Charlotte was standing on the bed between her parents pointing the gun at one then the other. I was in the doorway near the light switch. It was dark in the room. No moonlight. No light from the hall.

"Charlotte ," I said. "This is no good."

She had a pair of handcuffs and she dropped them on the bed. "Put them on," she said to both of them. "I want you handcuffed to each other."

"Charlotte ," her father said, "put the gun down."

"The hell I will."

Her father was forty, balding on top. A hard man. A cop. It was his gun.

"I'm not listening to you anymore, Daddy," she said. "I'm not one of your men. You can't order me around." Her hands were shaking, but only slightly. "You were going to kill her last night, Daddy," she said.

"Charlotte , that's ridiculous," her mother said. She was thin but sturdy-looking, elegant but worn down. "Your father and I had a fight, that's all."

"You have a fight every night," Charlotte said.

"That's our business," her father said. "It doesn't concern you."

Charlotte turned the gun and fired at the lamp atop the night stand. Its ceramic base shattered and pieces flew everywhere. I took a step closer.

"It concerns me a lot," Charlotte said.

Both parents were sitting up now, leaning against the headboard. Charlotte turned the gun back on her father. "I know you don't love me," she said to him, "but you're going to love Mom. You have to love her. If you don't love her then I was just an accident like you always say."

No one said anything. The anger that was fueling her wouldn't last long. Soon it would turn to despair. Then there'd be real trouble.

"Charlotte ," I said, "you came to me because you were worried about your parents hurting each other. I told you I'd help."

"All you did was talk," she said. "Talk to my father. Pure bullshit. You used to be a cop too. You probably sat and laughed at me."

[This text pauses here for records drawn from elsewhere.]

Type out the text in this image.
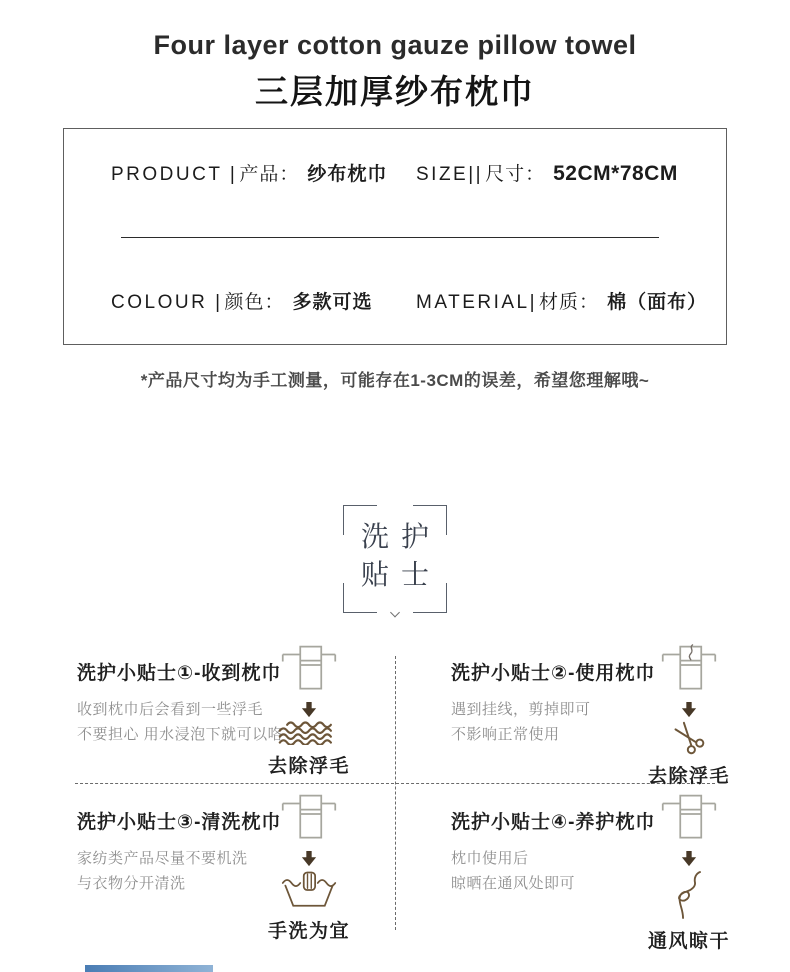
Four layer cotton gauze pillow towel
三层加厚纱布枕巾
PRODUCT | 产品： 纱布枕巾	SIZE|| 尺寸： 52CM*78CM
COLOUR | 颜色： 多款可选	MATERIAL| 材质： 棉（面布）
*产品尺寸均为手工测量，可能存在1-3CM的误差，希望您理解哦~
洗护
贴士
洗护小贴士①-收到枕巾
收到枕巾后会看到一些浮毛
不要担心 用水浸泡下就可以咯
去除浮毛
洗护小贴士②-使用枕巾
遇到挂线，剪掉即可
不影响正常使用
去除浮毛
洗护小贴士③-清洗枕巾
家纺类产品尽量不要机洗
与衣物分开清洗
手洗为宜
洗护小贴士④-养护枕巾
枕巾使用后
晾晒在通风处即可
通风晾干
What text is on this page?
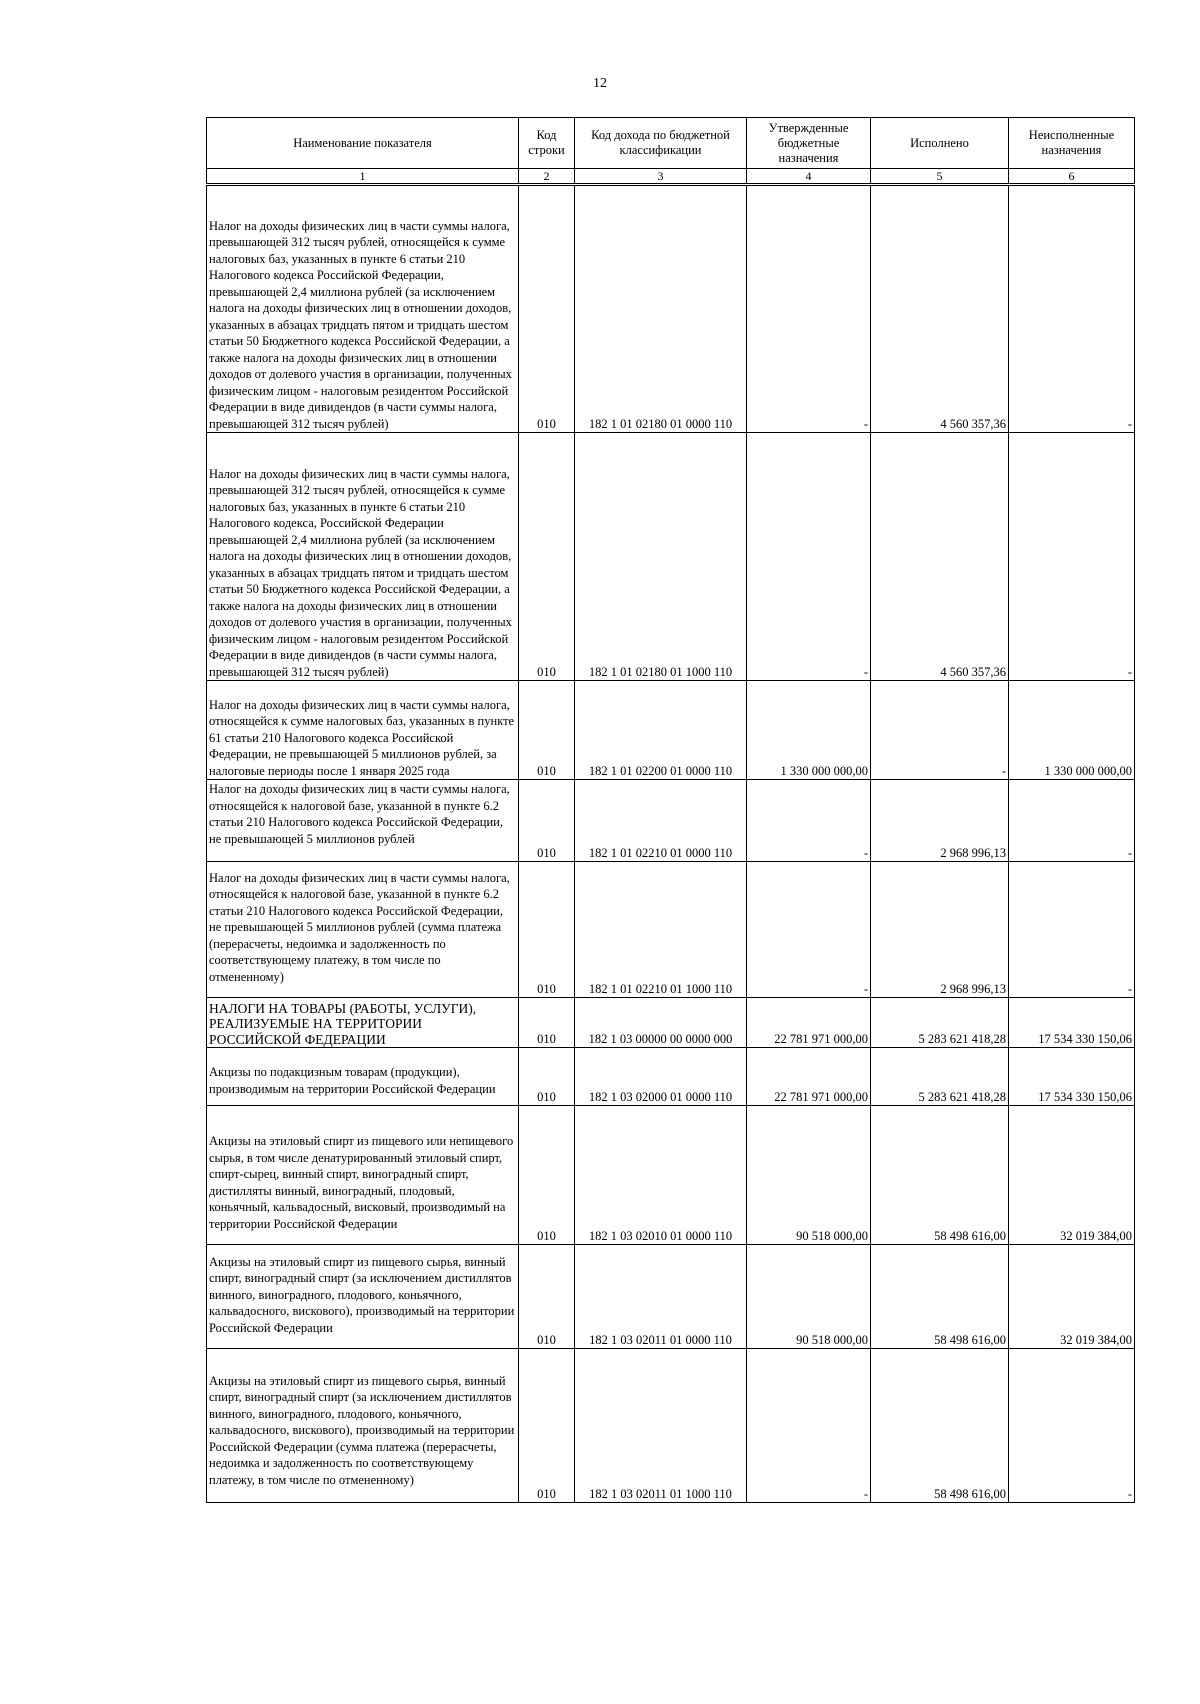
12
Наименование показателя	Код строки	Код дохода по бюджетной классификации	Утвержденные бюджетные назначения	Исполнено	Неисполненные назначения
1	2	3	4	5	6
Налог на доходы физических лиц в части суммы налога, превышающей 312 тысяч рублей, относящейся к сумме налоговых баз, указанных в пункте 6 статьи 210 Налогового кодекса Российской Федерации, превышающей 2,4 миллиона рублей (за исключением налога на доходы физических лиц в отношении доходов, указанных в абзацах тридцать пятом и тридцать шестом статьи 50 Бюджетного кодекса Российской Федерации, а также налога на доходы физических лиц в отношении доходов от долевого участия в организации, полученных физическим лицом - налоговым резидентом Российской Федерации в виде дивидендов (в части суммы налога, превышающей 312 тысяч рублей)	010	182 1 01 02180 01 0000 110	-	4 560 357,36	-
Налог на доходы физических лиц в части суммы налога, превышающей 312 тысяч рублей, относящейся к сумме налоговых баз, указанных в пункте 6 статьи 210 Налогового кодекса, Российской Федерации превышающей 2,4 миллиона рублей (за исключением налога на доходы физических лиц в отношении доходов, указанных в абзацах тридцать пятом и тридцать шестом статьи 50 Бюджетного кодекса Российской Федерации, а также налога на доходы физических лиц в отношении доходов от долевого участия в организации, полученных физическим лицом - налоговым резидентом Российской Федерации в виде дивидендов (в части суммы налога, превышающей 312 тысяч рублей)	010	182 1 01 02180 01 1000 110	-	4 560 357,36	-
Налог на доходы физических лиц в части суммы налога, относящейся к сумме налоговых баз, указанных в пункте 61 статьи 210 Налогового кодекса Российской Федерации, не превышающей 5 миллионов рублей, за налоговые периоды после 1 января 2025 года	010	182 1 01 02200 01 0000 110	1 330 000 000,00	-	1 330 000 000,00
Налог на доходы физических лиц в части суммы налога, относящейся к налоговой базе, указанной в пункте 6.2 статьи 210 Налогового кодекса Российской Федерации, не превышающей 5 миллионов рублей	010	182 1 01 02210 01 0000 110	-	2 968 996,13	-
Налог на доходы физических лиц в части суммы налога, относящейся к налоговой базе, указанной в пункте 6.2 статьи 210 Налогового кодекса Российской Федерации, не превышающей 5 миллионов рублей (сумма платежа (перерасчеты, недоимка и задолженность по соответствующему платежу, в том числе по отмененному)	010	182 1 01 02210 01 1000 110	-	2 968 996,13	-
НАЛОГИ НА ТОВАРЫ (РАБОТЫ, УСЛУГИ), РЕАЛИЗУЕМЫЕ НА ТЕРРИТОРИИ РОССИЙСКОЙ ФЕДЕРАЦИИ	010	182 1 03 00000 00 0000 000	22 781 971 000,00	5 283 621 418,28	17 534 330 150,06
Акцизы по подакцизным товарам (продукции), производимым на территории Российской Федерации	010	182 1 03 02000 01 0000 110	22 781 971 000,00	5 283 621 418,28	17 534 330 150,06
Акцизы на этиловый спирт из пищевого или непищевого сырья, в том числе денатурированный этиловый спирт, спирт-сырец, винный спирт, виноградный спирт, дистилляты винный, виноградный, плодовый, коньячный, кальвадосный, висковый, производимый на территории Российской Федерации	010	182 1 03 02010 01 0000 110	90 518 000,00	58 498 616,00	32 019 384,00
Акцизы на этиловый спирт из пищевого сырья, винный спирт, виноградный спирт (за исключением дистиллятов винного, виноградного, плодового, коньячного, кальвадосного, вискового), производимый на территории Российской Федерации	010	182 1 03 02011 01 0000 110	90 518 000,00	58 498 616,00	32 019 384,00
Акцизы на этиловый спирт из пищевого сырья, винный спирт, виноградный спирт (за исключением дистиллятов винного, виноградного, плодового, коньячного, кальвадосного, вискового), производимый на территории Российской Федерации (сумма платежа (перерасчеты, недоимка и задолженность по соответствующему платежу, в том числе по отмененному)	010	182 1 03 02011 01 1000 110	-	58 498 616,00	-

Her hair was long and straight and shiny blond. She was beautiful. Like a teen model. Only the gun made her ugly. That and her hate.

"You had no business getting involved with our family," her father said to me. "I don't know you and you don't know my daughter."

"I know she's unhappy," I said.

Charlotte 's mother had been crying ever since the gun went off. Now her crying had gotten louder.

"Betty, for Chrissake," the father said, "get a hold of yourself. This is our daughter. She isn't going to hurt us."

I wasn't so sure. But I had an idea what to do next. I took out my own gun and pointed it at him. "Do what she says," I said. "Put the handcuffs on."

We were all just shadows to one another but I could feel his contempt. "What the hell is this?" he said. "Are you banging my daughter? You son of a bitch, I'll kill you."

The mother was near-hysterical now. "Mitch, stop it," she said. Then to her daughter: "You want us to put these on, we'll put them on." She grabbed up the handcuffs and snapped one to her wrist. She reached to put the other on Mitch and he slapped her hand away.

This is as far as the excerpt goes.